Épisode 16 : Le troisième cheminement de Moïse/Dhū–Qarnayn ; vs92-98

 

Après avoir vu à l’épisode 15 les deux premiers cheminements de Moïse/Dhū–Qarnayn, la narration coranique se continue par le récit de son troisième cheminement. Nous allons ainsi analyser le dernier des cheminements de Moïse/Dhū–l–Qarnayn où il apparaît parfaitement maître de sa puissance et de sa clairvoyance quant aux significations premières/ta’wīl.

Voici donc un extrait de notre Exégèse Littérale du Coran[1] quant à ce Chapitre II. Le texte de ce passage en est donné selon notre Traduction Littérale du Coran[2] parue en 2024 :

  1. Il suivit donc un cheminement
  2. jusqu’au moment où parvenu entre les deux barres montagneuses il trouva au-delà un peuple qui était loin d’établir un avis, sensément.
  3. Ils dirent : Ô, toi, l’homme aux “Deux Cornes” ! Vraiment, Gog et Magog sèment la désolation dans le pays. Pouvons-nous, à condition que tu établisses entre nous et eux un barrage, mettre en place pour toi un prélèvement ?
  4. Il répondit : La maîtrise que mon Seigneur m’a donnée quant à cela est bonne. Je vais élever entre vous et eux un remblai, aidez-moi puissamment.
  5. Apportez-moi des roches ferreuses, suffisamment pour combler l’espace entre les deux escarpements. Il dit : Soufflez ! Ceci jusqu’à ce qu’il fût en fusion. Il dit : Apportez-le-moi, que je déverse par-dessus ce bronze fondant.
  6. Ils ne purent donc en triompher, ils ne purent y faire un ébrèchement.
  7. – Il dit : Ceci est une miséricorde de mon Seigneur, mais lorsqu’adviendra la promesse de mon Seigneur, Il le pulvérisera ; la promesse de mon Seigneur sera, véritablement.

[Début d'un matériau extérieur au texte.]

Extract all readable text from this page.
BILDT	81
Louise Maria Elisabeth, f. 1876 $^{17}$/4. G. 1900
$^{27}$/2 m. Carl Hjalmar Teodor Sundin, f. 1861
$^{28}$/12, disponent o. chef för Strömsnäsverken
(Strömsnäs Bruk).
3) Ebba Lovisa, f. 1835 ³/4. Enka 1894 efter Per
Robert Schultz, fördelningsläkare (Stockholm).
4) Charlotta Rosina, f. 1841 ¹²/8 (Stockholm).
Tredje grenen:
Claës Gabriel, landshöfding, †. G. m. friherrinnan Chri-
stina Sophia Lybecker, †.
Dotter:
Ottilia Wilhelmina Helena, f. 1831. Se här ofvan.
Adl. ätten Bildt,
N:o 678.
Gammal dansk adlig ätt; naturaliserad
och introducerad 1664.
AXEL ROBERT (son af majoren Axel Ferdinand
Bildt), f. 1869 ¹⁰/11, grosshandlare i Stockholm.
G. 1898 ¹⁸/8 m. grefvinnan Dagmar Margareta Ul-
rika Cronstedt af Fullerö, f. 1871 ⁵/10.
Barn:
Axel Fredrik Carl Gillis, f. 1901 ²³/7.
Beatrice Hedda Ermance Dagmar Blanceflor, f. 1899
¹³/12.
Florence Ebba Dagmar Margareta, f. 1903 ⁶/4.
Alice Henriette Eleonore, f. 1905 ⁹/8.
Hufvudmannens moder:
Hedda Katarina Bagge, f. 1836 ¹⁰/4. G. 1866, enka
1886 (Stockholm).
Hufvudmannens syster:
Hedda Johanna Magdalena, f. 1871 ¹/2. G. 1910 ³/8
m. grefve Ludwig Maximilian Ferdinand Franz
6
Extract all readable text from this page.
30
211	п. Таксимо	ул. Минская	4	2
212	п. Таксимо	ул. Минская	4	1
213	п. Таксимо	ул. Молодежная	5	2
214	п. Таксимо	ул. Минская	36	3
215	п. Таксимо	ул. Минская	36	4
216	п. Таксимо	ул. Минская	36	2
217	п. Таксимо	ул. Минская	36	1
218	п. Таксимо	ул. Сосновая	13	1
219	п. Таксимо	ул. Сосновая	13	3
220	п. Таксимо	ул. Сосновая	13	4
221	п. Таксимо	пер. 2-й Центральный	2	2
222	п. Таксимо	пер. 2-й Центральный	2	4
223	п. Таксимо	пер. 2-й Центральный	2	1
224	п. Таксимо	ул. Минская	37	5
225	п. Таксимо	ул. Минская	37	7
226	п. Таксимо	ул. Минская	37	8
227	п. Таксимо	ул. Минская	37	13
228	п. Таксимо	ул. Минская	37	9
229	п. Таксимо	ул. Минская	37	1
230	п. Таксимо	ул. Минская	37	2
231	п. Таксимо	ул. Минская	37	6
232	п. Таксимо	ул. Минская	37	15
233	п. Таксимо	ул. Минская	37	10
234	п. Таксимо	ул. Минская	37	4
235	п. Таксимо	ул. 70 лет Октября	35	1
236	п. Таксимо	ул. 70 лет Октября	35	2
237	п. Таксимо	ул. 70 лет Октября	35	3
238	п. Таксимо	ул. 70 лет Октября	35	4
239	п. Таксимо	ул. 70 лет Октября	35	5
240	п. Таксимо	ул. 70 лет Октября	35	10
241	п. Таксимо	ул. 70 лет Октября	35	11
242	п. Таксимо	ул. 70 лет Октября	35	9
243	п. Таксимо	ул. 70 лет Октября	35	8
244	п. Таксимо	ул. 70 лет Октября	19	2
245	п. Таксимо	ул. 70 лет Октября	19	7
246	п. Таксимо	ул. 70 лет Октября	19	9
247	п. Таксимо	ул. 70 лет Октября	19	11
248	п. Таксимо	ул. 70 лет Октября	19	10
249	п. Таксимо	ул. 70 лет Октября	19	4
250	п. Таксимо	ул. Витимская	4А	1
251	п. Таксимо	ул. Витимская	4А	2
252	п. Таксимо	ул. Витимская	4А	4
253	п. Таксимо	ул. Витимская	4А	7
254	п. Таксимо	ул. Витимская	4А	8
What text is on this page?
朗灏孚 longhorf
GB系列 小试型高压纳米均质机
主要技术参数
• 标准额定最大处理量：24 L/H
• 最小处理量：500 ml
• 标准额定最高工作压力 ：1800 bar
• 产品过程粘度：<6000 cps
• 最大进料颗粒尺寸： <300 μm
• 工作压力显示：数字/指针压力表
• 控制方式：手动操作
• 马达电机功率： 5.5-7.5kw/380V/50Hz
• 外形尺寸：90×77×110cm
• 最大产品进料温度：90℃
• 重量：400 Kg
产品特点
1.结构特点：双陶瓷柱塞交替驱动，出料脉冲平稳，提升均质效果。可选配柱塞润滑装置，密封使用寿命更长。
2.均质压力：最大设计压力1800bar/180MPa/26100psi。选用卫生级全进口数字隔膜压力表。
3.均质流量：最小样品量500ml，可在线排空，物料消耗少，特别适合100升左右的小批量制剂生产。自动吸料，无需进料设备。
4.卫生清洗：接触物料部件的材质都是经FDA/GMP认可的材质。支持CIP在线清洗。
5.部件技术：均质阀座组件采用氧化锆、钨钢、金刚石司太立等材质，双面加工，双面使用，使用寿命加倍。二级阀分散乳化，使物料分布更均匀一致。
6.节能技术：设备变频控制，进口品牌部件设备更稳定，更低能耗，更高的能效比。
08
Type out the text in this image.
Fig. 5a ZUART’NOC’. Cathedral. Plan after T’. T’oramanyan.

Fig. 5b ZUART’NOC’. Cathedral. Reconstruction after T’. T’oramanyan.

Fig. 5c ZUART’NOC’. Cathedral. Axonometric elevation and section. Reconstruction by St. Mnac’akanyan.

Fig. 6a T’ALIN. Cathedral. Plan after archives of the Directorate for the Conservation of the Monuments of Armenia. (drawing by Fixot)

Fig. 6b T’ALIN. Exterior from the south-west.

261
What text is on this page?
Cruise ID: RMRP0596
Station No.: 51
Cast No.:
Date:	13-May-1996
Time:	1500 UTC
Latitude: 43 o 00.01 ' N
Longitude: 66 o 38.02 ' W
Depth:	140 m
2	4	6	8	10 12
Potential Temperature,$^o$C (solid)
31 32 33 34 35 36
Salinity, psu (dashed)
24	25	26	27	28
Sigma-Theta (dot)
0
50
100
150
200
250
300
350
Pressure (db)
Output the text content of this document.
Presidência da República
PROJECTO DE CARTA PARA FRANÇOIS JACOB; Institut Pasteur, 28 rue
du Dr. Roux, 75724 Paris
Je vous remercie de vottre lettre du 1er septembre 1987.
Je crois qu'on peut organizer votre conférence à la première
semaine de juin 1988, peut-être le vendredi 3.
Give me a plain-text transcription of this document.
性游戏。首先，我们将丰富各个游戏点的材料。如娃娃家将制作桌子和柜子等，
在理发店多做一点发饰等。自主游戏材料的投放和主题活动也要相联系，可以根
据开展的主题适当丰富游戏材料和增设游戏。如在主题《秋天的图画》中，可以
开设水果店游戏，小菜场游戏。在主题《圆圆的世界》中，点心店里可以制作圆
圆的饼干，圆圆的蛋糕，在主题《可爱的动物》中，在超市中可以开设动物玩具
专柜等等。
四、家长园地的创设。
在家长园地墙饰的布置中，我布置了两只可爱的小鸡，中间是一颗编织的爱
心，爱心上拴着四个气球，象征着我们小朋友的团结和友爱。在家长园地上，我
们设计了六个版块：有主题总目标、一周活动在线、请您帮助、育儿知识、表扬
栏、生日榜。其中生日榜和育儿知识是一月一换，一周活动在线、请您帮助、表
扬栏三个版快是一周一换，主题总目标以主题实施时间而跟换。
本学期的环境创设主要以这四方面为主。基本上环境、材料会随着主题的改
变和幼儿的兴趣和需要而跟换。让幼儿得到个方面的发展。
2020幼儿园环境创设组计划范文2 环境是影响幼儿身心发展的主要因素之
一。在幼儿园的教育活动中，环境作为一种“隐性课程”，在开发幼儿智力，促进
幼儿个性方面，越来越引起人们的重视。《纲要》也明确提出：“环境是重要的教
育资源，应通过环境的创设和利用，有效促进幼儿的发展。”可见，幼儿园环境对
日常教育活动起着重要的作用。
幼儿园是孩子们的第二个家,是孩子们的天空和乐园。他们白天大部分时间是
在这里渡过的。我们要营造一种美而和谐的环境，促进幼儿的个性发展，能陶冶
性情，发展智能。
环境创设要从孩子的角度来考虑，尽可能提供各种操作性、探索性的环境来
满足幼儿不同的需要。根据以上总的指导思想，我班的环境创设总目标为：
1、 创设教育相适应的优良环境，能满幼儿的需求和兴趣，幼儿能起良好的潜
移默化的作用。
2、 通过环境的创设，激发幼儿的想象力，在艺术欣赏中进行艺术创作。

ثُمَّ أَتْبَعَ سَبَبًا (92) حَتَّى إِذَا بَلَغَ بَيْنَ السَّدَّيْنِ وَجَدَ مِنْ دُونِهِمَا قَوْمًا لَا يَكَادُونَ يَفْقَهُونَ قَوْلًا (93) قَالُوا يَا ذَا الْقَرْنَيْنِ إِنَّ يَأْجُوجَ وَمَأْجُوجَ مُفْسِدُونَ فِي الْأَرْضِ فَهَلْ نَجْعَلُ لَكَ خَرْجًا عَلَى أَنْ تَجْعَلَ بَيْنَنَا وَبَيْنَهُمْ سَدًّا (94) قَالَ مَا مَكَّنِّي فِيهِ رَبِّي خَيْرٌ فَأَعِينُونِي بِقُوَّةٍ أَجْعَلْ بَيْنَكُمْ وَبَيْنَهُمْ رَدْمًا (95) آَتُونِي زُبَرَ الْحَدِيدِ حَتَّى إِذَا سَاوَى بَيْنَ الصَّدَفَيْنِ قَالَ انْفُخُوا حَتَّى إِذَا جَعَلَهُ نَارًا قَالَ آَتُونِي أُفْرِغْ عَلَيْهِ قِطْرًا (96) فَمَا اسْطَاعُوا أَنْ يَظْهَرُوهُ وَمَا اسْتَطَاعُوا لَهُ نَقْبًا (97) قَالَ هَذَا رَحْمَةٌ مِنْ رَبِّي فَإِذَا جَاءَ وَعْدُ رَبِّي جَعَلَهُ دَكَّاءَ وَكَانَ وَعْدُ رَبِّي حَقًّا (98)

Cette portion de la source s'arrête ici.